A landmark contemporary art exhibition exploring home, space, and existence in Bangkok

Bangkok Kunsthalle presents a major contemporary art exhibition for Bangkok and Southeast Asia with Description Without Place by Absalon. This is the first time in Asia that all six of Absalon’s iconic Cells are exhibited together through full-scale replicas, offering visitors a rare opportunity to engage with one of the most thought-provoking bodies of work in late 20th-century art. Curated by Stefano Rabolli Pansera, the exhibition runs from 13 December 2025 to 31 May 2026 and is open to the public with free admission.

This exhibition invites audiences to reflect on a fundamental question: what does “home” truly mean? Through Absalon’s radical architectural works, Description Without Place explores the relationship between the human body, living space, and personal identity, positioning Bangkok Kunsthalle as a key destination for contemporary art in Thailand.

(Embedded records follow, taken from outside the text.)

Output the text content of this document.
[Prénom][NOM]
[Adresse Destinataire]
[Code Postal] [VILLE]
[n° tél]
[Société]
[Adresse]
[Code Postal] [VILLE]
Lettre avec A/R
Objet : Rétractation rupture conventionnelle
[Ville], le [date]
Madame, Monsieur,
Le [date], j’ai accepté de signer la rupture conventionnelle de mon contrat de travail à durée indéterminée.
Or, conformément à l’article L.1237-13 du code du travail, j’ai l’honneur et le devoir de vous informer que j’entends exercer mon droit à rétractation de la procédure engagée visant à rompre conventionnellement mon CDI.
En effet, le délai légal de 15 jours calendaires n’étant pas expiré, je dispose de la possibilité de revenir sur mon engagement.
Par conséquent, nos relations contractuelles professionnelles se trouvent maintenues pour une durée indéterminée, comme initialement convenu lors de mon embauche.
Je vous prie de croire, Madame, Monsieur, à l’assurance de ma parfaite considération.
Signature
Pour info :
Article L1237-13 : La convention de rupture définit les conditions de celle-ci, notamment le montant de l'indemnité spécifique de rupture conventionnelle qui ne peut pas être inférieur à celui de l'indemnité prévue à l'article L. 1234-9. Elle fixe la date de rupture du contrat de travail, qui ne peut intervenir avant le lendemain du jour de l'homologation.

Absalon and the Philosophy of Space and Identity
Born Meir Eshel, Absalon left his homeland at the age of 22 and moved to Paris, where he reshaped his artistic identity. His career rose rapidly, with exhibitions at leading international institutions such as the Centre Pompidou in Paris, Tate Modern in London, the Venice Biennale, and the Israel Museum. Despite his untimely death at just 28, Absalon left behind a powerful and enduring artistic legacy.
Central to this legacy are the Cells, a series of minimalist architectural structures designed at a one-to-one scale based on the artist’s own body. These spaces reject decoration and domestic comfort, instead functioning as spiritual and philosophical environments. For Absalon, the Cell was not a conventional home but a tool to question how space shapes existence, autonomy, and selfhood.


Six Cells Without Territory at Bangkok Kunsthalle
The Cells were conceived to exist simultaneously in six global cities: Paris, Zurich, Frankfurt, New York, Tel Aviv, and Tokyo. Absalon described them as “viruses in the city,” structures that disrupt conventional ideas of property, belonging, and national identity. Detached from any permanent location, the Cells challenge the notion that home must be rooted in a fixed place.
Description Without Place marks the first time all six Cells are presented together in Asia. Through precise full-scale replicas, visitors can experience how these enclosed spaces transform architecture into a form of existential inquiry. The Cells blur the boundary between shelter and sculpture, asking viewers to reconsider how environments influence thought, behavior, and personal freedom.


Global Concepts Meet Local Context in Bangkok
At Bangkok Kunsthalle, Description Without Place extends beyond Absalon’s work to engage with three key research directions that define the institution’s curatorial vision. These include the study of urban inhabitation through Yaowarat’s vernacular objects as territorial furniture, an examination of repetition as an artistic process as seen in Tang Chang’s calligraphic series, and an exploration of the artist’s studio as a site of withdrawal and experimentation through the work of Spencer Sweeney.
By situating Absalon’s Cells within Bangkok’s urban and cultural landscape, the exhibition creates a dialogue between global contemporary art and local experience, reinforcing Bangkok Kunsthalle’s role as a platform for critical artistic exchange.


Living as an Artistic Practice
Absalon’s Cells are not merely architectural experiments; they are philosophical propositions. Influenced by ideas such as Michel Foucault’s “technology of the self,” the Cells propose living as a conscious practice shaped through discipline, solitude, and self-reflection. Asceticism, in this context, becomes a form of agency rather than denial, offering resistance to the pressures of productivity and constant circulation.
To inhabit a Cell is to turn daily life into a choreographed act, where dwelling itself becomes a work of art. These spaces reveal how architecture can simultaneously limit and liberate, encouraging visitors to see the home not as a passive backdrop, but as an active force in shaping identity and existence.
Exhibition Details at Bangkok Kunsthalle
Event Description Without Place by Absalon
Curated by Stefano Rabolli Pansera
Venue Bangkok Kunsthalle
Exhibition Period 13 December 2025 to 31 May 2026
Opening Days Wednesday to Sunday
Opening Hours 2 PM to 8 PM
Admission Free
Description Without Place at Bangkok Kunsthalle offers a rare and immersive contemporary art experience in Bangkok, inviting audiences to rethink the meaning of home, space, and living in today’s world through the groundbreaking works of Absalon.